Yang, Y; Peng, D; Lu, J; Yang, W, *Excitation energies from particle-particle random phase approximation: Davidson algorithm and benchmark studies.*,
The Journal of Chemical Physics, vol. 141 no. 12
(September, 2014),
pp. 124104 [doi] .
**Abstract:**

*The particle-particle random phase approximation (pp-RPA) has been used to investigate excitation problems in our recent paper [Y. Yang, H. van Aggelen, and W. Yang, J. Chem. Phys. 139, 224105 (2013)]. It has been shown to be capable of describing double, Rydberg, and charge transfer excitations, which are challenging for conventional time-dependent density functional theory (TDDFT). However, its performance on larger molecules is unknown as a result of its expensive O(N(6)) scaling. In this article, we derive and implement a Davidson iterative algorithm for the pp-RPA to calculate the lowest few excitations for large systems. The formal scaling is reduced to O(N(4)), which is comparable with the commonly used configuration interaction singles (CIS) and TDDFT methods. With this iterative algorithm, we carried out benchmark tests on molecules that are significantly larger than the molecules in our previous paper with a reasonably large basis set.

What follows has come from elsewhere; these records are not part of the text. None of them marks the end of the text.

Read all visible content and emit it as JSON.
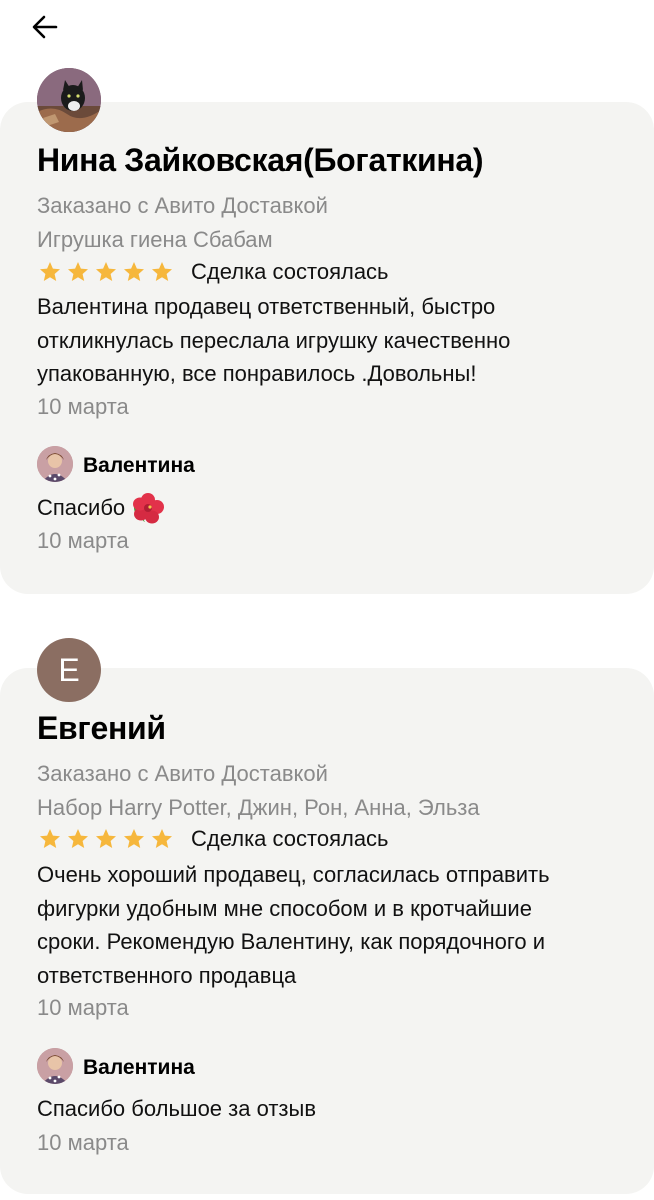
{
  "header": {
    "back_icon": "arrow-left-icon"
  },
  "reviews": [
    {
      "avatar_icon": "cat-photo-avatar",
      "name": "Нина Зайковская(Богаткина)",
      "delivery": "Заказано с Авито Доставкой",
      "item": "Игрушка гиена Сбабам",
      "rating": 5,
      "deal_status": "Сделка состоялась",
      "text_lines": [
        "Валентина продавец  ответственный, быстро",
        "откликнулась переслала игрушку качественно",
        "упакованную, все понравилось .Довольны!"
      ],
      "date": "10 марта",
      "reply": {
        "author": "Валентина",
        "text": "Спасибо",
        "emoji": "hibiscus-icon",
        "date": "10 марта"
      }
    },
    {
      "avatar_letter": "Е",
      "name": "Евгений",
      "delivery": "Заказано с Авито Доставкой",
      "item": "Набор Harry Potter, Джин, Рон, Анна, Эльза",
      "rating": 5,
      "deal_status": "Сделка состоялась",
      "text_lines": [
        "Очень хороший продавец, согласилась отправить",
        "фигурки удобным мне способом и в кротчайшие",
        "сроки. Рекомендую Валентину, как порядочного и",
        "ответственного продавца"
      ],
      "date": "10 марта",
      "reply": {
        "author": "Валентина",
        "text": "Спасибо большое за отзыв",
        "date": "10 марта"
      }
    }
  ],
  "colors": {
    "card_bg": "#f4f4f2",
    "star": "#f6b73c",
    "muted": "#8a8a8a",
    "avatar_letter_bg": "#8b6e62"
  }
}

Despite some self-consistent field convergence problems with ground state calculations of (N - 2)-electron systems, we are able to accurately capture lowest few excitations for systems with converged calculations. Compared to CIS and TDDFT, there is no systematic bias for the pp-RPA with the mean signed error close to zero. The mean absolute error of pp-RPA with B3LYP or PBE references is similar to that of TDDFT, which suggests that the pp-RPA is a comparable method to TDDFT for large molecules. Moreover, excitations with relatively large non-HOMO excitation contributions are also well described in terms of excitation energies, as long as there is also a relatively large HOMO excitation contribution. These findings, in conjunction with the capability of pp-RPA for describing challenging excitations shown earlier, further demonstrate the potential of pp-RPA as a reliable and general method to describe excitations, and to be a good alternative to TDDFT methods.*